Large stack usage in fs code (especially for PPC64)

Wed Nov 19 03:02:10 EST 2008

On Tue, 18 Nov 2008, Nick Piggin wrote:
> >
> > The fact is, Intel (and to a lesser degree, AMD) has shown how hardware
> > can do good TLB's with essentially gang lookups, giving almost effective
> > page sizes of 32kB with hardly any of the downsides. Couple that with
> 
> It's much harder to do this with powerpc I think because they would need
> to calculate 8 hashes and touch 8 cachelines to prefill 8 translations,
> wouldn't they?

Oh, absolutely. It's why I despise hashed page tables.
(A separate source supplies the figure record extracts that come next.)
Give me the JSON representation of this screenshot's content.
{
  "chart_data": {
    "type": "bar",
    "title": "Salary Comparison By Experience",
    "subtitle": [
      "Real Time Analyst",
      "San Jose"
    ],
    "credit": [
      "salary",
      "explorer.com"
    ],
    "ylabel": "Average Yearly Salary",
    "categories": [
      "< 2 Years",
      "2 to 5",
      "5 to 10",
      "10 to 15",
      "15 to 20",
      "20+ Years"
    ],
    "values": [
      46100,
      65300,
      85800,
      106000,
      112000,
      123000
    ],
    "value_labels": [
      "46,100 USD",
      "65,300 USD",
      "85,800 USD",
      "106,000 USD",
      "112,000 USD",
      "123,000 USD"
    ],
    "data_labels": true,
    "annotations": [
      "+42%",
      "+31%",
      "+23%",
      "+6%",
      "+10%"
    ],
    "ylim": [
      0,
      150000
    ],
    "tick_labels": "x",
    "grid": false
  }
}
It's a broken 
concept.

> The per-page processing costs are interesting too, but IMO there is more
> work that should be done to speed up order-0 pages. The patches I had to
> remove the sync instruction for smp_mb() in unlock_page sped up pagecache
> throughput (populate, write(2), reclaim) on my G5 by something really
> crazy like 50% (most of that's in, but I'm still sitting on that fancy
> unlock_page speedup to remove the final smp_mb).
> 
> I suspect some of the costs are also in powerpc specific code to insert
> linux ptes into their hash table. I think some of the synchronisation for
> those could possibly be shared with generic code so you don't need the
> extra layer of locks there.

Yeah, the hashed page tables get extra costs from the fact that it can't 
share the software page tables with the hardware ones, and the associated 
coherency logic. It's even worse at unmap time, I think.

			Linus